2. Define a box which includes the star, and is 10 by 10 pixels in size: you can type
```
box 1 cr=xxx cc=yyy nr=10 nc=10
```
where you replace xxx by the row position of the star, and yyy by the column position of the star.

3. Add up all the counts inside this box:
```
abx v585_clean.fit box=1
```
Look at the "tot. adus" value for the total sum.

4. Now define a box of the same size which does NOT include this star, or any star.
```
box 2 cr=zzz cc=www nr=10 nc=10
```
where you choose the coordinates zzz and www to be the location of a blank region of the sky.

5. Add up all the counts inside this other box:
```
abx v585_clean.fit box=2
```
Call this the sky background. Assuming that each "count" represents one electron, compute the number sky electrons per pixel. Let's assume that it is the same in both boxes (is that a good assumption?).

6. Calculate the signal from the star inside the first box. Again, assume that each "count" represents one electron.

7. Add up all the counts due to thermal motion inside the first box.
```
abx dark30.fit box=1
```
Compute the number of electrons due to thermal motions per pixel.

8. This image is binned 3x3 from the original larger image. The readout noise of 15 electrons per (normal) pixel thus corresponds to 45 electrons per (binned) pixel. You can use R = 45 electrons per pixel for the readout noise.

9. Calculate the noise inside the first box. Please write down all these terms explicitly, before adding them together. What is the value of npix in this calculation?
```
noise  =  sqrt [ N(star)  +  N(sky + thermal per pix)*npix  +  (R*R)*npix  ]
```

10. Which of the noise terms is/are dominant? Which is/are negligible?

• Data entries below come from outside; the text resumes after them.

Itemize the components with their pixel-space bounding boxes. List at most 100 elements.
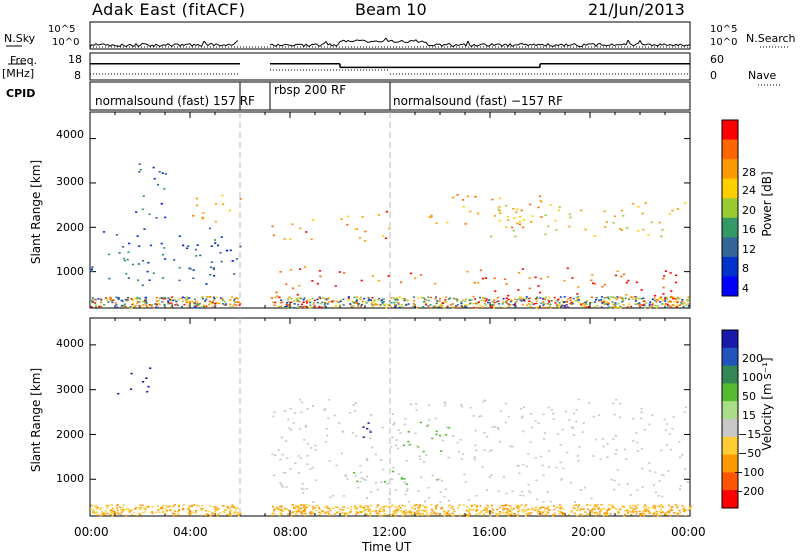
power-echo [310,238,313,240]
power-echo [130,306,133,309]
noise-trace [331,44,335,47]
power-echo [446,305,449,308]
velocity-echo [568,419,571,421]
velocity-echo [497,490,500,493]
power-bar-tick-28: 28 [742,166,756,179]
velocity-echo [428,418,431,421]
power-echo [164,216,167,219]
power-echo [512,304,515,306]
velocity-echo [392,510,395,513]
power-echo [298,301,301,303]
velocity-echo [666,423,669,425]
power-echo [626,227,629,229]
noise-trace [213,43,217,47]
power-bar-swatch [722,159,738,180]
velocity-echo [499,512,502,515]
velocity-echo [144,508,147,510]
power-echo [270,297,274,299]
power-echo [274,296,277,298]
noise-trace [493,43,497,47]
power-echo [622,300,625,302]
power-echo [497,208,500,211]
velocity-echo [400,510,403,512]
noise-trace [105,43,109,46]
velocity-echo [643,512,646,515]
power-echo [488,299,491,301]
velocity-echo [415,409,418,411]
power-echo [371,304,374,306]
power-echo [479,296,481,299]
velocity-echo [326,505,329,507]
velocity-echo [663,513,666,516]
velocity-echo [440,507,443,510]
power-echo [506,300,508,302]
power-echo [287,300,290,303]
velocity-echo [324,506,327,508]
power-echo [521,268,524,270]
power-echo [517,289,520,291]
power-echo [558,306,561,309]
power-echo [370,303,373,305]
power-echo [582,303,585,305]
xtick-1200: 12:00 [372,525,407,539]
power-echo [212,267,215,269]
power-echo [598,299,601,301]
noise-trace [547,43,551,46]
power-echo [613,215,616,218]
velocity-echo [302,492,305,494]
velocity-echo [472,508,475,510]
velocity-echo [284,471,287,474]
power-echo [390,306,393,308]
velocity-echo [93,505,96,508]
power-ytick-1000: 1000 [56,265,84,278]
velocity-echo [430,513,433,516]
velocity-echo [305,487,309,490]
power-echo [323,306,326,308]
power-echo [677,208,680,210]
power-echo [91,299,94,302]
power-echo [295,300,298,302]
velocity-echo [446,426,449,429]
velocity-echo [436,512,439,514]
power-echo [456,306,459,309]
power-bar-label: Power [dB] [760,171,774,237]
noise-trace [225,43,229,47]
velocity-echo [146,506,149,508]
velocity-echo [99,508,101,511]
velocity-echo [122,504,125,506]
power-echo [387,275,390,277]
velocity-echo [96,506,99,509]
velocity-echo [595,511,598,514]
velocity-echo [294,513,297,515]
velocity-echo [419,513,422,515]
velocity-echo [522,463,525,466]
velocity-echo [444,402,447,404]
velocity-echo [237,513,240,515]
power-echo [361,300,364,303]
velocity-echo [273,508,276,511]
power-echo [566,306,569,308]
power-echo [504,278,507,280]
velocity-echo [405,490,408,492]
velocity-echo [640,417,643,420]
velocity-echo [661,495,664,498]
velocity-echo [542,511,544,513]
velocity-echo [537,512,540,514]
noise-trace [191,43,195,47]
velocity-echo [682,508,685,511]
power-echo [234,301,237,304]
power-echo [620,209,623,212]
velocity-echo [443,401,446,404]
velocity-echo [572,504,575,507]
velocity-echo [624,510,627,512]
power-echo [125,299,128,301]
velocity-echo [110,511,113,514]
power-echo [452,297,455,300]
power-echo [507,303,510,305]
power-echo [583,301,586,304]
power-echo [604,226,607,228]
velocity-echo [372,510,374,512]
velocity-echo [419,421,422,424]
power-echo [676,296,679,299]
velocity-echo [438,514,441,516]
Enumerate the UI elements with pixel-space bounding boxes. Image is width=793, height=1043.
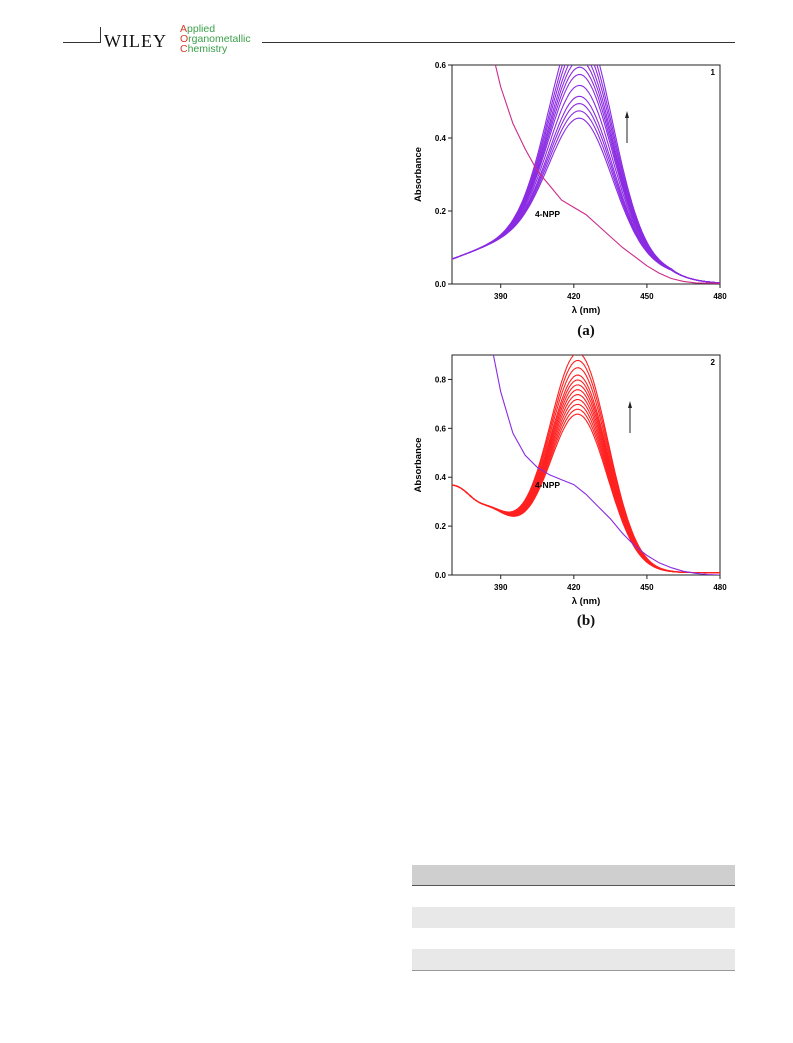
table-row [412, 949, 735, 971]
increase-arrow-head [625, 111, 629, 118]
plot-frame [451, 354, 721, 576]
x-tick-label: 420 [567, 292, 581, 301]
spectrum-line [452, 73, 720, 284]
spectrum-line [452, 110, 720, 284]
x-tick-label: 390 [494, 583, 508, 592]
spectrum-line [452, 65, 720, 284]
y-tick-label: 0.6 [435, 424, 447, 433]
annotation-label: 4-NPP [535, 209, 560, 219]
x-tick-label: 450 [640, 292, 654, 301]
reference-spectrum-line [492, 355, 720, 575]
panel-number: 2 [711, 358, 716, 367]
figure-caption-b: (b) [576, 613, 596, 629]
spectrum-line [452, 367, 720, 574]
plot-frame [451, 64, 721, 285]
spectrum-line [452, 403, 720, 574]
x-tick-label: 420 [567, 583, 581, 592]
x-axis-label: λ (nm) [572, 596, 601, 607]
table-row [412, 928, 735, 949]
y-axis-label: Absorbance [413, 147, 424, 202]
spectrum-line [452, 103, 720, 284]
journal-header: WILEY Applied Organometallic Chemistry [0, 0, 793, 70]
table-header-row [412, 865, 735, 886]
increase-arrow-head [628, 401, 632, 408]
spectrum-line [452, 394, 720, 574]
y-tick-label: 0.4 [435, 473, 447, 482]
table-row [412, 886, 735, 907]
table [412, 865, 735, 971]
y-tick-label: 0.0 [435, 571, 447, 580]
header-rule-right [262, 42, 735, 43]
figure-caption-a: (a) [577, 323, 595, 339]
journal-logo: Applied Organometallic Chemistry [180, 23, 251, 55]
spectrum-line [452, 389, 720, 574]
x-tick-label: 450 [640, 583, 654, 592]
reference-spectrum-line [494, 65, 720, 284]
spectrum-line [452, 374, 720, 574]
spectrum-line [452, 84, 720, 284]
spectrum-line [452, 95, 720, 284]
y-axis-label: Absorbance [413, 438, 424, 493]
x-tick-label: 480 [713, 583, 727, 592]
publisher-logo: WILEY [102, 31, 169, 52]
spectrum-line [452, 117, 720, 284]
y-tick-label: 0.4 [435, 134, 447, 143]
y-tick-label: 0.6 [435, 61, 447, 70]
header-rule-left [63, 42, 101, 43]
absorbance-chart-b: 390 420 450 480 0.0 0.2 0.4 0.6 0.8 λ (nm) Absorba… [413, 354, 727, 607]
y-tick-label: 0.0 [435, 280, 447, 289]
y-tick-label: 0.2 [435, 522, 447, 531]
y-tick-label: 0.2 [435, 207, 447, 216]
spectrum-line [452, 355, 720, 574]
annotation-label: 4-NPP [535, 480, 560, 490]
x-tick-label: 480 [713, 292, 727, 301]
spectrum-line [452, 408, 720, 574]
x-axis-label: λ (nm) [572, 305, 601, 316]
spectrum-line [452, 398, 720, 574]
spectrum-line [452, 379, 720, 574]
absorbance-chart-a: 390 420 450 480 0.0 0.2 0.4 0.6 λ (nm) Absorbance… [413, 61, 727, 316]
x-tick-label: 390 [494, 292, 508, 301]
panel-number: 1 [711, 68, 716, 77]
spectrum-line [452, 384, 720, 574]
header-tick [100, 27, 101, 42]
spectrum-line [452, 65, 720, 284]
y-tick-label: 0.8 [435, 375, 447, 384]
spectrum-line [452, 413, 720, 574]
table-row [412, 907, 735, 928]
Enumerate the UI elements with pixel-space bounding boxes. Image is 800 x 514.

11. Calculate the signal-to-noise ratio.

12. Estimate the uncertainty, in magnitudes, of a magnitude measurement of the star from this image.

You can see the actual scatter in magnitude measurements of this star by looking at this page describing V585 Lyr observations from Sep 20, 2003. The bright star you chose is the one marked "A" in the chart. Its scatter is indicated by the second dot from the left in the sigma-vs-mag diagram. You can see closeups of the magnitude measurements ...

It is not uncommon for the measured scatter of a star, based on a series of measurements, to be somewhat larger than the estimate based on pure statistical grounds.